As a first gen, (there it goes!)—as a first gen, black woman from a working class family, there is no tablet up in the heavens prophesizing my ascendancy in academia—as a kid, my mom didn’t take me to libraries because her vision of good parenting simply did not include libraries (it did include long, arduous summer mornings picking almonds under the scorching Mediterranean sun, because that’s our family tradition and that, mind you, taught me a few things also); similarly, I did not visit museums except for in school trips, and though I am grateful for the many educational opportunities I had, I simply was not encouraged to pursue knowledge except to graduate from college.

Owing, I think, to an internalization of the privileged status of knowledge acquisition, I have for a long time held an unconscious belief that, if something (in this case, knowledge) isn’t easily available to me—if nobody is taking the time to encourage me into something—it must be because it’s not for me, and therefore, that I don’t deserve it. I must confess, then, that I am among those (those few, luckily) who did not really think too deeply about Open Access before the fellowship, a fact which stands uneasily next to an acknowledgement of what the pursuit of historical knowledge and the tools humanistic inquiry have meant for me, specially since I began graduate school.

It is only now, after the fellowship, that encountering a paywall on my way to some piece of scholarship prompts me into critically questioning the systems of power that keep people in and out of the spaces where knowledge circulates and is transformed and grows, and in/out of the borders of peer-reviewed research in the various fields of specialized knowledge.

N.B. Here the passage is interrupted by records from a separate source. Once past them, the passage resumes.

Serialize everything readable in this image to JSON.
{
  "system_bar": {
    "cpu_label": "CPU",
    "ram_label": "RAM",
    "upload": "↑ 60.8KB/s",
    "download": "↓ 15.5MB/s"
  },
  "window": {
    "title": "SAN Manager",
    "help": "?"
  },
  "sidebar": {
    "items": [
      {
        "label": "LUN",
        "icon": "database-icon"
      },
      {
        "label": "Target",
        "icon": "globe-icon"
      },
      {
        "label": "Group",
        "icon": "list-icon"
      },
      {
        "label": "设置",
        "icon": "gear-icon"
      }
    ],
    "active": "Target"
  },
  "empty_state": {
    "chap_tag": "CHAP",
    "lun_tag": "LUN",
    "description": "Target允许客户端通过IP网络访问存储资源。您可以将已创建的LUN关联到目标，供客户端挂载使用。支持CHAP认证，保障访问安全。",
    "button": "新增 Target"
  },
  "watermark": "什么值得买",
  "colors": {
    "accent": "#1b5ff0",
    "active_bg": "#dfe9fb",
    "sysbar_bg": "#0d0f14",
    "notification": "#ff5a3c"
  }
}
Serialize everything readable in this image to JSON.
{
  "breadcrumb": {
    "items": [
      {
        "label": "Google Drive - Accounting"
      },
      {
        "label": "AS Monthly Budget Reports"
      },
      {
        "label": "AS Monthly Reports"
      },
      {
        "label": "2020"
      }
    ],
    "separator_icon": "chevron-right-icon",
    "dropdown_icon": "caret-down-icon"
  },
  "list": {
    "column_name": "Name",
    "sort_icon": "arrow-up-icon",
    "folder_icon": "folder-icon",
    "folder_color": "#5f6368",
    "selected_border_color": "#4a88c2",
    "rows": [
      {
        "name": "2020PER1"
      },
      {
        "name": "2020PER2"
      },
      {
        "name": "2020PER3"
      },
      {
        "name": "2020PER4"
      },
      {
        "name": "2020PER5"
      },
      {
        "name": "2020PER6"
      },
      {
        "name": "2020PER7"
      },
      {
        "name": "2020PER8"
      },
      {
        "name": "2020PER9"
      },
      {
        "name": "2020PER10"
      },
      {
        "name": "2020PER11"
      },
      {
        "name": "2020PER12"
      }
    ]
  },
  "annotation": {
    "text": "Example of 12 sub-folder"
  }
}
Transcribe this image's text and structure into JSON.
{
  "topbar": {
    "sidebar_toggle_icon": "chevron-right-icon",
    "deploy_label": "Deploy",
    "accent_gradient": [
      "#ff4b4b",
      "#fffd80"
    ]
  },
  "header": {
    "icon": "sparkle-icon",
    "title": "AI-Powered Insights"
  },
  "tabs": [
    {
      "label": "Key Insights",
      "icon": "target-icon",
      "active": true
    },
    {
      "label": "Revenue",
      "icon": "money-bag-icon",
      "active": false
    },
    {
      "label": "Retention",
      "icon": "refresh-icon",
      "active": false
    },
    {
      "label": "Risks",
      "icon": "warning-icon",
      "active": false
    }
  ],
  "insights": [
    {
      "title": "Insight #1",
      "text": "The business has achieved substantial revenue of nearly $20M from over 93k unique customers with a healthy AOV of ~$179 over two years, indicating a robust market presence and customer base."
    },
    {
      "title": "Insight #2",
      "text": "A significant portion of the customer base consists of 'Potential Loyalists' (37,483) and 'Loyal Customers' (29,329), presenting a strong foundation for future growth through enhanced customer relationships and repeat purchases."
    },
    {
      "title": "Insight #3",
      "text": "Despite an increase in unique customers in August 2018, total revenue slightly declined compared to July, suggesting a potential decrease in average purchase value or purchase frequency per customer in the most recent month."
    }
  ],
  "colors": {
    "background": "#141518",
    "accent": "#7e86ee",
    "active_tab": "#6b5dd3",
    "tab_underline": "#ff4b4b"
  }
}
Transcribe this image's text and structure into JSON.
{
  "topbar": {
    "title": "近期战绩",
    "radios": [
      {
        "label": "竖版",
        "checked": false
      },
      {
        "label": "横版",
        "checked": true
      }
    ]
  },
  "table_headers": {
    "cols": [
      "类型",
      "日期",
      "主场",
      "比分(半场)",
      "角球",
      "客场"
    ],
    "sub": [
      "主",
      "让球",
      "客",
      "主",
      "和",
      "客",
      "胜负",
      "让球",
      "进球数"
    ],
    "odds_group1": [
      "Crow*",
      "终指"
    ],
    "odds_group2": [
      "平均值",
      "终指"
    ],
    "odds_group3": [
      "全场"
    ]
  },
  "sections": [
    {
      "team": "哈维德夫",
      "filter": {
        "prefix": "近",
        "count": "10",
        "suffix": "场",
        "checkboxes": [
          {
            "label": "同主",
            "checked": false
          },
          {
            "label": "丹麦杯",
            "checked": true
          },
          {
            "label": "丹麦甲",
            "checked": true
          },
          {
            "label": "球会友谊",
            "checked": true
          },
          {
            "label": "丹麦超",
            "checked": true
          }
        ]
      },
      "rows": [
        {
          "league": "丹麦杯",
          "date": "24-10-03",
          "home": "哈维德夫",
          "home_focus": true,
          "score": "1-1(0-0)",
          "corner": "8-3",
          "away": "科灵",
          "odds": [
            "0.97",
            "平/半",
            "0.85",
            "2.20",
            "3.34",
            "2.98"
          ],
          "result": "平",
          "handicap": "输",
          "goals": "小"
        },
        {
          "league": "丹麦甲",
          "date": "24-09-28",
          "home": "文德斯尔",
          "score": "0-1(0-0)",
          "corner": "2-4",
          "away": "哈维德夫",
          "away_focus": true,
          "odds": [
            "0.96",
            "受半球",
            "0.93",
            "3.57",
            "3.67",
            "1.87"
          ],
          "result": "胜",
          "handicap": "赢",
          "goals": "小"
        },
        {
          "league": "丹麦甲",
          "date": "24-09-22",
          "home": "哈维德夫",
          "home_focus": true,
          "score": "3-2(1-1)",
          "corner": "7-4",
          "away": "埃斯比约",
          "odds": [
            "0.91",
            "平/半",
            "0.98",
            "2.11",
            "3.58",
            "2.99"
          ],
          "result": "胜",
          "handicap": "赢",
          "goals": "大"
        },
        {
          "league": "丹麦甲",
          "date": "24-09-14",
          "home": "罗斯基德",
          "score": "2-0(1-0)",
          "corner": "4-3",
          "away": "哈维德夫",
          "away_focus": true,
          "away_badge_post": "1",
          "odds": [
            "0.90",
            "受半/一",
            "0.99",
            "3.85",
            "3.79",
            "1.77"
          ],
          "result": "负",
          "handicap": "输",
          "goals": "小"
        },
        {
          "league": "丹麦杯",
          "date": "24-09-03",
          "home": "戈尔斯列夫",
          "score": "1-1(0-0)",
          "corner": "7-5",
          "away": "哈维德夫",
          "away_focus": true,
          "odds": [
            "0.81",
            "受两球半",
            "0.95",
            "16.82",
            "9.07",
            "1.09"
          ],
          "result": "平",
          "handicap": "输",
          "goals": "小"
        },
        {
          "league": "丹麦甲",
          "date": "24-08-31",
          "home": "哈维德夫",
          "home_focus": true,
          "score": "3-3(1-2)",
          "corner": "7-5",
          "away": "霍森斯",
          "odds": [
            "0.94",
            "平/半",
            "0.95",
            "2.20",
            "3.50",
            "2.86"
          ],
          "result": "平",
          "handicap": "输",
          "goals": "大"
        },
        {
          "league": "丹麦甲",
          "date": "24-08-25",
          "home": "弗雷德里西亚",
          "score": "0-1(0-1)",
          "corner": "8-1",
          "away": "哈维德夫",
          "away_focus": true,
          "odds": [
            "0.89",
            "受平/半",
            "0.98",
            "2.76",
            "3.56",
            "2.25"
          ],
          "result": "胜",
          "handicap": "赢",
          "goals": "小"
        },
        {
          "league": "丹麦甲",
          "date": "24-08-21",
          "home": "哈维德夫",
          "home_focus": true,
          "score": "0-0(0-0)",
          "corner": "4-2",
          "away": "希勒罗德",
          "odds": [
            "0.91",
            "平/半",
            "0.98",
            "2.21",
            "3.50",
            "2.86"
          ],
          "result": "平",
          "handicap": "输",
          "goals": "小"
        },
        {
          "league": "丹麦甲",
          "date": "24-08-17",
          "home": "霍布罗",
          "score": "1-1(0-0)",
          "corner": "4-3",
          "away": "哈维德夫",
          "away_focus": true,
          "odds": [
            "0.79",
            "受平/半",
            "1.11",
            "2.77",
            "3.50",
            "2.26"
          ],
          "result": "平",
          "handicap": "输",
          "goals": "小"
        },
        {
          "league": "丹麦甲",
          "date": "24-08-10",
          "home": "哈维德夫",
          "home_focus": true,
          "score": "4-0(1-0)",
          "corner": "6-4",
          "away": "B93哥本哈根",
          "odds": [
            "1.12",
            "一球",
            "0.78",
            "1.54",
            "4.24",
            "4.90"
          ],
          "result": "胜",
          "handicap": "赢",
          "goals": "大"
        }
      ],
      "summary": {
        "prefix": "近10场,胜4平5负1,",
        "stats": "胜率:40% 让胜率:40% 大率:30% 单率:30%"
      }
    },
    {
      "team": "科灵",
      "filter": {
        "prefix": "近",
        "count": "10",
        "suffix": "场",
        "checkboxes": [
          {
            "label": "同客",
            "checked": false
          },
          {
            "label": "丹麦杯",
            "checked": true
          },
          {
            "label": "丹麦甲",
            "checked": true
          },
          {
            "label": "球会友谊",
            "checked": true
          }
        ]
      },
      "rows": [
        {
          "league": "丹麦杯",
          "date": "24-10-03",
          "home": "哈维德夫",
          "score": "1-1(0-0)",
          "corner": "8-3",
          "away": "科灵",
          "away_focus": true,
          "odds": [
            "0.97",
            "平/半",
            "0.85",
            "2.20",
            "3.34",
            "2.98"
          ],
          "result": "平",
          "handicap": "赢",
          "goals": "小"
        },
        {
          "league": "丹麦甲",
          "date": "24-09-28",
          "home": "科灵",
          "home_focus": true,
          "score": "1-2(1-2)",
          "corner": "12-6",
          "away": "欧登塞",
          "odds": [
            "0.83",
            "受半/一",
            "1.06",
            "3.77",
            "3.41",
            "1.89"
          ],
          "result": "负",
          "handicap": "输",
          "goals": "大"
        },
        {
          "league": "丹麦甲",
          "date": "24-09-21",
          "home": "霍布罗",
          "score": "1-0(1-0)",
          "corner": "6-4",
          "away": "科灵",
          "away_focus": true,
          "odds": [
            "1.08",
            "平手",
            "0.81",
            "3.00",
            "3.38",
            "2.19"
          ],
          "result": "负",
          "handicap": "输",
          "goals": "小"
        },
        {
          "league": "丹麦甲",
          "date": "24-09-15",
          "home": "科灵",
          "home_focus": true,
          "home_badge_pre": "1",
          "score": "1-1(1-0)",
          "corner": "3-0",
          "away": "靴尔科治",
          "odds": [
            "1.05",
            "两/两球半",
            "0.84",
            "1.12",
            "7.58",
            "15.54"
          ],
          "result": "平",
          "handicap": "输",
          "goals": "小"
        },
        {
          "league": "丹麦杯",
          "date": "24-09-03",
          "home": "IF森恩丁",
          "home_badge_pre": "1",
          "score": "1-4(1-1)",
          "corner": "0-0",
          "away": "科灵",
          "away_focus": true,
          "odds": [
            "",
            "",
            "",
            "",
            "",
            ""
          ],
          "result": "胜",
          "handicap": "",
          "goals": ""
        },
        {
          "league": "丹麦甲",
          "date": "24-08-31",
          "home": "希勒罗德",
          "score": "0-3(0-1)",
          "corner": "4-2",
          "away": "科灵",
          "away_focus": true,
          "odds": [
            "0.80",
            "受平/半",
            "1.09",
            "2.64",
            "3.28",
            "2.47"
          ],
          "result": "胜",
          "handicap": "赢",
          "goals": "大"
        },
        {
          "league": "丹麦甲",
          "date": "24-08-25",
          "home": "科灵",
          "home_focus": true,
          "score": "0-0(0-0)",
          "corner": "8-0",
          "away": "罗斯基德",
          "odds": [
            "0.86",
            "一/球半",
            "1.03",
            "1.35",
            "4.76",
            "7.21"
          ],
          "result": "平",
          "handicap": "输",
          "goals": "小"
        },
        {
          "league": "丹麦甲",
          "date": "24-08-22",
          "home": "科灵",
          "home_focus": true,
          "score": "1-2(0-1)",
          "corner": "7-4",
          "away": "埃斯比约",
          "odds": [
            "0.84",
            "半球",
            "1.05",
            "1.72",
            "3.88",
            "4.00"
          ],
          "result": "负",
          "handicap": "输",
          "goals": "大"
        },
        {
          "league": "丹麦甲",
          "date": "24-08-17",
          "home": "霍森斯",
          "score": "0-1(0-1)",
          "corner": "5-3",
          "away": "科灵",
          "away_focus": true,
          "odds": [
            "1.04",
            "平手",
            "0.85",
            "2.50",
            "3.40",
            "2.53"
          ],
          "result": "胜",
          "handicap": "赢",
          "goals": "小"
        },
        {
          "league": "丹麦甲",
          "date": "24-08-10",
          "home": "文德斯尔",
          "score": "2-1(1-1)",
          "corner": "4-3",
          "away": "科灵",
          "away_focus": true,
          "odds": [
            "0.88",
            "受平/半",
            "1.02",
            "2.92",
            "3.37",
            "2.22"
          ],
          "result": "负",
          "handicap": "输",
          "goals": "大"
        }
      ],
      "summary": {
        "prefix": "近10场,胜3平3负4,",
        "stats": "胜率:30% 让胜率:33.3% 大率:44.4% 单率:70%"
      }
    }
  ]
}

Though this may seem self-evident, it bears mentioning because it has been at the center of my experience during the fellowship: by delving deeply into the configurations of Open Access and Open Knowledge, I have become more aware and increasingly critical of the corrupted and predatory logics that orchestrate the uneven circulation of and access to knowledge, specifically peer-reviewed knowledge that allows researchers to build a career in academia.

It is in this context, and for these reasons, that it became important to me to build an openly accessible, free-of-cost website hosting a wealth of sources that, I believe, contribute to a larger project of turning upside down the epistemic heritage of the Euroamerican tradition. It would do so, as an intellectual project, by amplifying efforts to decolonize, de-White, and Blacken (Blackify?) domains of specialized research that have, for so long, not only assumed an unproblematic equation of History and Knowledge as the heritage of White Europe via ancient Rome and Greece, but that in our current-day academic practices remain the conditions of possibility for racism, capitalism, and the various afterlives of colonialism from which none of our institutions can be said to be detached.

Earlier I made an analogy between the inside and outside of knowledge-making practices and their borders. This was not undeliberate: as I think I have hinted at, knowledge is an alive phenomenon, and its reach is planetary. Words, it is said, are Worlds. I firmly believe that the conditions we are willing to accept regarding what knowledge means, who it serves and who it doesn’t, and most importantly, how we relate to ourselves as subjects of a given history and episteme, are all questions whose answers ripple scalarly: from the individual to her community, from community to institutions and public spaces, and from there to policy, politics, and dynamics at the local, regional, and geopolitical levels.

About the Author

Katherine Pradt is the Adjunct Reference and Digital Outreach Librarian at the Graduate Center.